Linguagens reinventadas

Paula Alzugaray

Publicado em: 24/10/2011

Categoria: Editorial, seLecT#02

seLecT #02 elege o portunhol como signo das hibridações, como celebração da mistura, da colagem, das multilínguas, das reinvenções, dos diálogos. 

Cuadro1

Faz quase cem anos que Xul Solar inventou o neocriollo, ou criol, idioma que tem por base o espanhol e o português, mas que incorpora também o inglês, o francês, o alemão, o latim e o grego. Emblema utópico da unificação dos povos do mundo – a partir de bases latinas –, o neocriollo era, mais que uma parábola da modernidade, uma atitude visionária que anunciava o que estava por vir. Um dia, as crianças poderiam inventar novas linguagens, com regras próprias, quando trocassem mensagens de texto pelo celular ou entrassem em chats na internet. 

O criol de Xul Solar – e, por que não, também os jogos de linguagem de Borges, Rosa, Augusto e Haroldo de Campos – vem desaguar no portunhol selvagem de Douglas Diegues, e na lengua izquierda de Bernardo Oyarzún.

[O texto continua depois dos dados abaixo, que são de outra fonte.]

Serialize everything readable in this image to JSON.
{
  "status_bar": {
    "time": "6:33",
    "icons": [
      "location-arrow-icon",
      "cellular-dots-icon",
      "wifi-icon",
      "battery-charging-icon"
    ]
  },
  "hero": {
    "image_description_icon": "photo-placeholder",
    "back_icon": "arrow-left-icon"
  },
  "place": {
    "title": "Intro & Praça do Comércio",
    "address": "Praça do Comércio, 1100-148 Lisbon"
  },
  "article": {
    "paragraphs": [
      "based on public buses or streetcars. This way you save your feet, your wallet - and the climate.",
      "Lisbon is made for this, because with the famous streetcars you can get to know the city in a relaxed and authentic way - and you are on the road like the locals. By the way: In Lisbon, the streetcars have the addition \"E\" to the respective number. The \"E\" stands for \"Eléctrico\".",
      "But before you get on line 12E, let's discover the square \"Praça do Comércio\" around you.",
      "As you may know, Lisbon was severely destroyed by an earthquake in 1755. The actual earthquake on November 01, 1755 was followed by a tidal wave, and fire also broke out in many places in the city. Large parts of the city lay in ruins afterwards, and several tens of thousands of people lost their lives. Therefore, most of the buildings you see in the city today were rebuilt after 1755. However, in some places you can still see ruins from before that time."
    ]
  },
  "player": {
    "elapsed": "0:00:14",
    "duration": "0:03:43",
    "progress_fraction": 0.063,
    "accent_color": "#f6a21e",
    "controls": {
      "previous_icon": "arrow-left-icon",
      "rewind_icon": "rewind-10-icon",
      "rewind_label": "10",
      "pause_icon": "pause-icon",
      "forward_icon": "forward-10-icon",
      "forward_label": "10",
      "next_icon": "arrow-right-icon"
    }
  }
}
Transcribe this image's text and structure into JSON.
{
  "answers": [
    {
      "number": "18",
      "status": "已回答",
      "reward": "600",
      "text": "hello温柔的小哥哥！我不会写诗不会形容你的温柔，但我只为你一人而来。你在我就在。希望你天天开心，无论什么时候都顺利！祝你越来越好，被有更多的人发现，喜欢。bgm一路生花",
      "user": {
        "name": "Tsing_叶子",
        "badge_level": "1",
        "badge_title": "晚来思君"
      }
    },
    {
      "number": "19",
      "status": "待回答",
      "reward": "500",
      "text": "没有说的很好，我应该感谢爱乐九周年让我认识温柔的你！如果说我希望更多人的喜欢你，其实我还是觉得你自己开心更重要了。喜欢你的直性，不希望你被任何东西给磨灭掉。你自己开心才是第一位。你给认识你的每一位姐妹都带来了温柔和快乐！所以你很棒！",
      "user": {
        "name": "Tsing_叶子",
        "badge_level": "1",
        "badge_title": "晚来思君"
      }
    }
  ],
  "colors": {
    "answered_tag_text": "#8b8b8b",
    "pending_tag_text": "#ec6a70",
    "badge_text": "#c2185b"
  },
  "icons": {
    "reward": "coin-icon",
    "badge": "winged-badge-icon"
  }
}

O idioma de Oyarzún, artista chileno contemplado no portfólio desta segunda edição de seLecT, nasce da articulação de línguas nativas americanas e europeias vinculadas com a colonização da América. “É uma forma de contar a história da América por meio do choque de línguas, cujo resultado conhecido para as nativas é a atrofia de seu pensamento e fala”, diz o artista para a jornalista Juliana Monachesi.

seLecT #02 elege o portunhol como signo das hibridações, como celebração da mistura, da colagem, das multilínguas, das reinvenções, dos diálogos. Celebramos também os viajantes que, afinal, são os grandes responsáveis pela relativização de nossas certezas. Isso conta a reportagem “Artistas viajantes abrem trilhas”, de Angélica de Moraes. Celebramos os roteiros do Sul e a mais longa linha de ônibus da América do Sul: SP-Lima, em 5.917 quilômetros, ao som de tantos idiomas amazônicos quanto o tupi-guarani, o mbyá, o kaiowá, o pai tavytera, o chiripá, o omagua, o ñengatú, o muinane, o miraña etc. etc.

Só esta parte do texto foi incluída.